Устроились на дощатых скамейках летней кухни, при фантастическом изобилии деликатесов, завидя которые, американцы мгновенно забыли безвозвратно погибшие стандартные рационы. На столе из посуды стояли лишь алюминиевые солдатские миски и двухсотграммовые эмалированные кружки с одной и той же впечатляющей надписью: «Мы победим!»

– За четвёртый интернационал! – Грин, по привычке взваливший на себя заботы тамады, тщательно проследил, чтобы штатовцам налили до краёв, поднял тост и начал чокаться с братьями во Христе:

– Пей до дна! Пей до дна! И ты тоже пей до дна! А ты что, меня не уважаешь?..

Международная научная экспедиция стартовала.

Три мудреца в одном тазу

Интуиция не подвела Звягинцева, профессор Эндрю Беллинг оказался насквозь русским Андреем Павловичем Бубенчиковым. Соответственно и виски он употреблял не как положено американцу – напёрсток алкоголя, полстакана содовой, остальное лёд, – а в чисто национальной российской манере. Крякая, залпом, под жареную, неведомо где украденную Гринбергом колбасу. Первую выпили, как водится, за знакомство.

– Разрешите представиться, – Беллинг поднялся и молодцевато, этак по-гусарски, щелкнул каблуками. – Агент всех разведок… бывший диссидент и каторжанин, нынче профессор-зоолог.

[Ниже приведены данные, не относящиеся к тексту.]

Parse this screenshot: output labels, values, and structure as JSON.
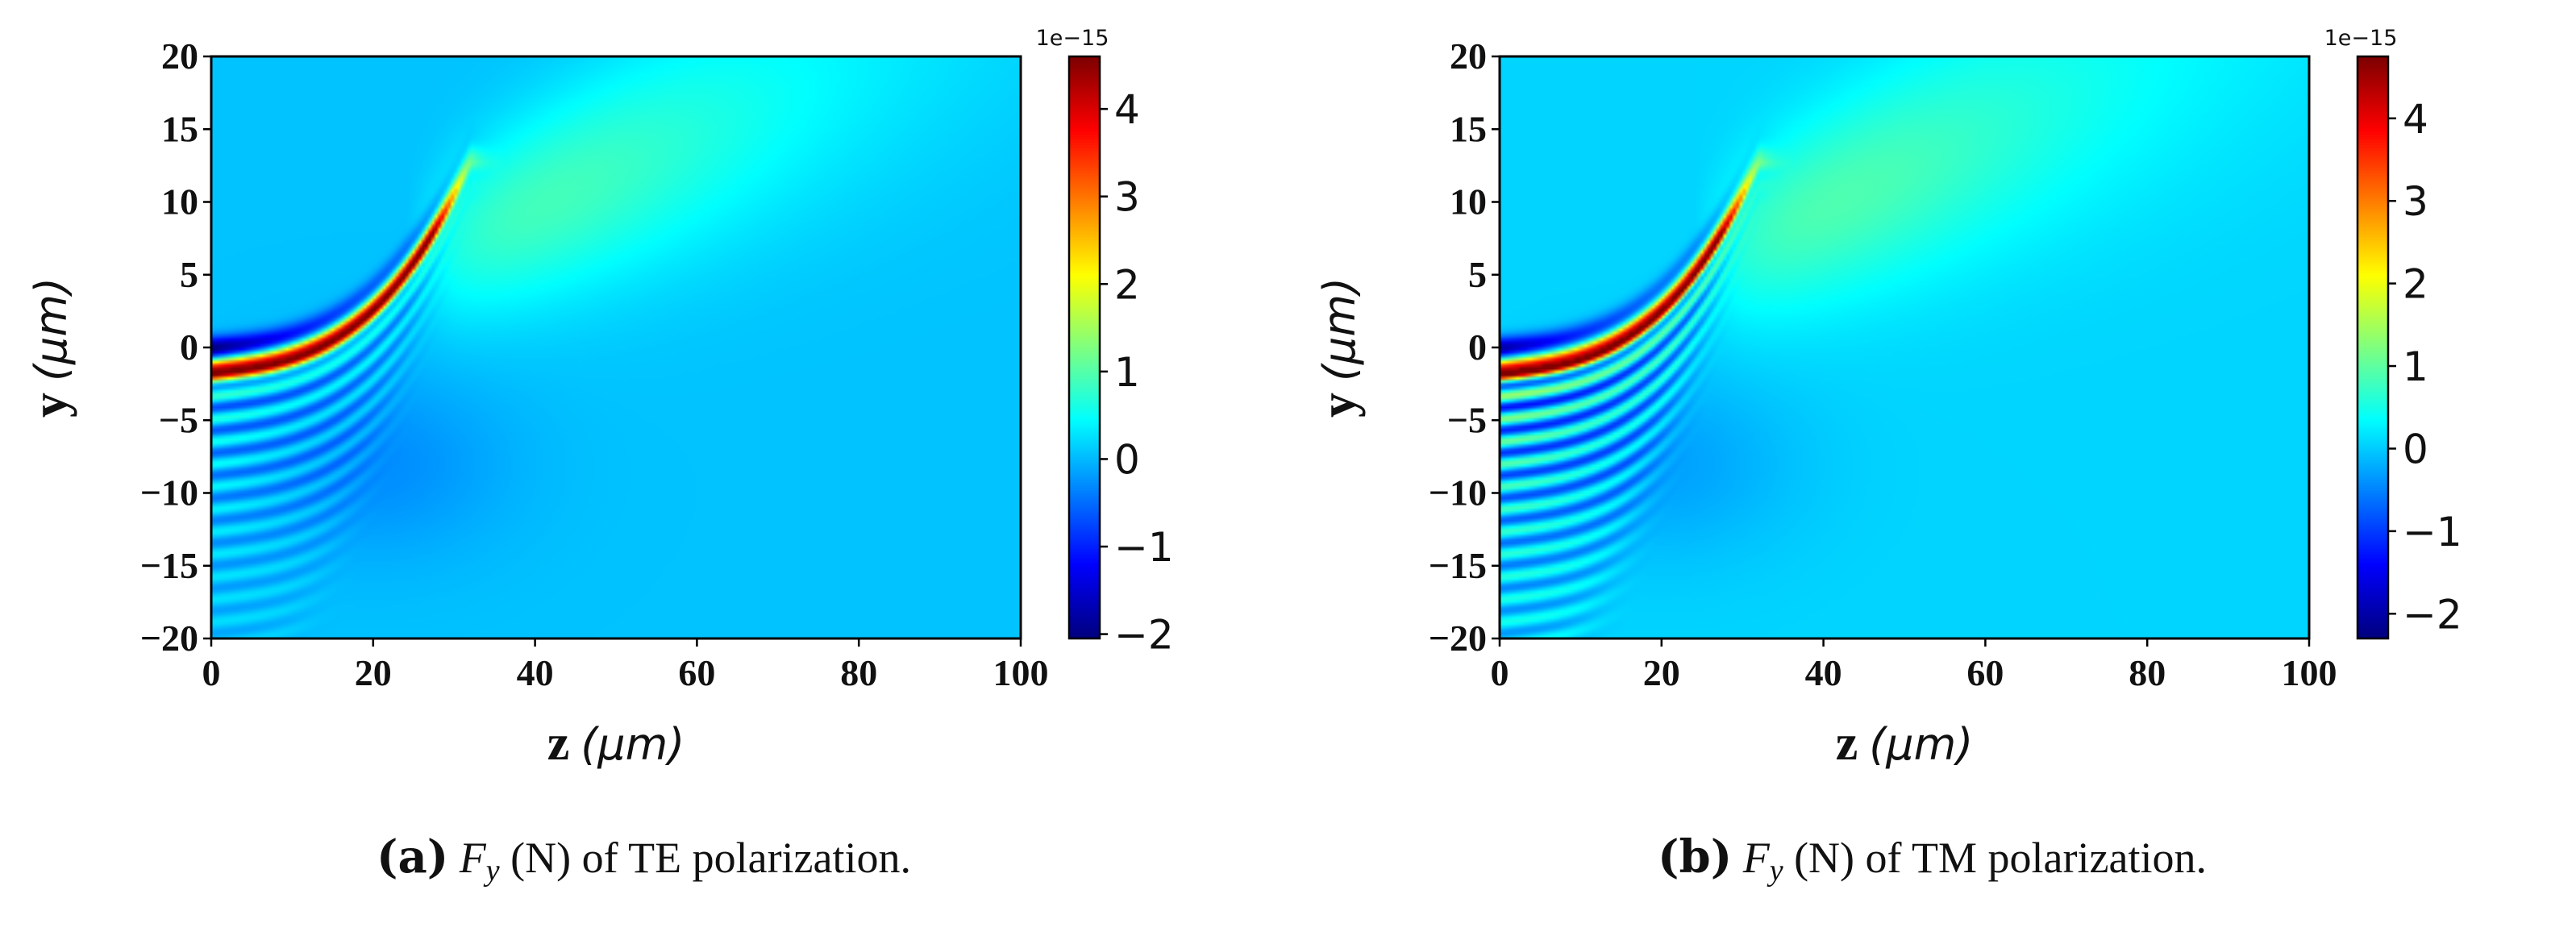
{
  "chart_data": [
    {
      "type": "heatmap",
      "panel_tag": "a",
      "caption": {
        "tag": "(a)",
        "symbol": "F",
        "subscript": "y",
        "text": "(N) of TE polarization."
      },
      "xlabel": {
        "var": "z",
        "unit": "(μm)"
      },
      "ylabel": {
        "var": "y",
        "unit": "(μm)"
      },
      "xlim": [
        0,
        100
      ],
      "ylim": [
        -20,
        20
      ],
      "xticks": [
        "0",
        "20",
        "40",
        "60",
        "80",
        "100"
      ],
      "yticks": [
        "20",
        "15",
        "10",
        "5",
        "0",
        "−5",
        "−10",
        "−15",
        "−20"
      ],
      "colorbar": {
        "colormap": "jet",
        "vmin": -2.05,
        "vmax": 4.6,
        "ticks": [
          "4",
          "3",
          "2",
          "1",
          "0",
          "−1",
          "−2"
        ],
        "tick_values": [
          4,
          3,
          2,
          1,
          0,
          -1,
          -2
        ],
        "scale_label": "1e−15"
      },
      "field": {
        "background": 0.05,
        "fringe_strength": 0.55,
        "fringe_count": 11
      }
    },
    {
      "type": "heatmap",
      "panel_tag": "b",
      "caption": {
        "tag": "(b)",
        "symbol": "F",
        "subscript": "y",
        "text": "(N) of TM polarization."
      },
      "xlabel": {
        "var": "z",
        "unit": "(μm)"
      },
      "ylabel": {
        "var": "y",
        "unit": "(μm)"
      },
      "xlim": [
        0,
        100
      ],
      "ylim": [
        -20,
        20
      ],
      "xticks": [
        "0",
        "20",
        "40",
        "60",
        "80",
        "100"
      ],
      "yticks": [
        "20",
        "15",
        "10",
        "5",
        "0",
        "−5",
        "−10",
        "−15",
        "−20"
      ],
      "colorbar": {
        "colormap": "jet",
        "vmin": -2.3,
        "vmax": 4.75,
        "ticks": [
          "4",
          "3",
          "2",
          "1",
          "0",
          "−1",
          "−2"
        ],
        "tick_values": [
          4,
          3,
          2,
          1,
          0,
          -1,
          -2
        ],
        "scale_label": "1e−15"
      },
      "field": {
        "background": 0.05,
        "fringe_strength": 1.0,
        "fringe_count": 13
      }
    }
  ]
}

Он уселся, закурил и, подмигнув Звягинцеву, негромко пропел:

А один зэка – это лично я,
Я без папи жил, я без мами жил,
Жизнь моя была бы преотличная,
Да я в шухере стукача пришил…

Как вскоре выяснилось, Андрей Павлович схлопотал пять лет за политику в начале восьмидесятых, когда пришёл во власть долгорукий Юрий по фамилии Андропов и людей стали за здорово живёшь хватать в банях, парикмахерских и на автобусных остановках – что, кстати, народу, уставшему от всеобщей расхлябанности, поначалу даже понравилось. Преступление было ужасным: любовь к Солженицыну. Сидел Бубенчиков в Табулге, что в Чистоозерском районе Новосибирской области. В бытность свою на зоне насмотрелся всякого разного и, как следствие, полностью разочаровался в человечестве.

– Я, знаете ли, по первоначальному образованию историк, но после всех дел интересно мне стало, что же это за тварь такая – хомо сапиенс. Венец мироздания… – заговорил он неторопливо. Усмехнулся, загасил окурок, потянулся к бутылке, вновь налил всем. – Нет, правда. Вся история – сплошные войны, жестокость, ноль здравого смысла. Лезем с ломом и лопатой в ДНК, в атомное ядро… Хиросима, Нагасаки, Челябинск, Чернобыль… Да куда про высокие материи говорить, когда на бытовом уровне – любую газету как откроешь, что у них, что у нас – волосы дыбом…

Звягинцев слушал, не перебивая.

– И на данный момент, – продолжал Андрей Павлович, – моя скромная, скажем так, кочка зрения неутешительна. Человечество – вовсе не венец Божьего промысла и творения, а, напротив, отклонение от общей линии космического развития. Бейте Меня, топчите ногами, кушайте меня с кашей… но уж больно похоже, что третья планета Солнечной системы вовсе и не родина библейского Рая, а, скажем так, резервация для пасынков эволюции… заповедник для неудачного клона, выбракованного на пути вселенского прогресса. Кстати, совершенно неясно, как вообще возник человек. Теперь ведь, кажется, уже всем очевидно, что теория Дарвина есть академическая чушь, созданная на потребу дня…

Снаружи, из-за окна, доносилось дикое пение братьев Хулио и Бенджамина. Подобную какофонию Лев Поликарпович слышал только однажды – на выпускном балу у Марины, когда мальчики её класса, решив на прощание изумить учителей, самым серьёзным образом взялись хором петь «Вечерний звон» по-английски.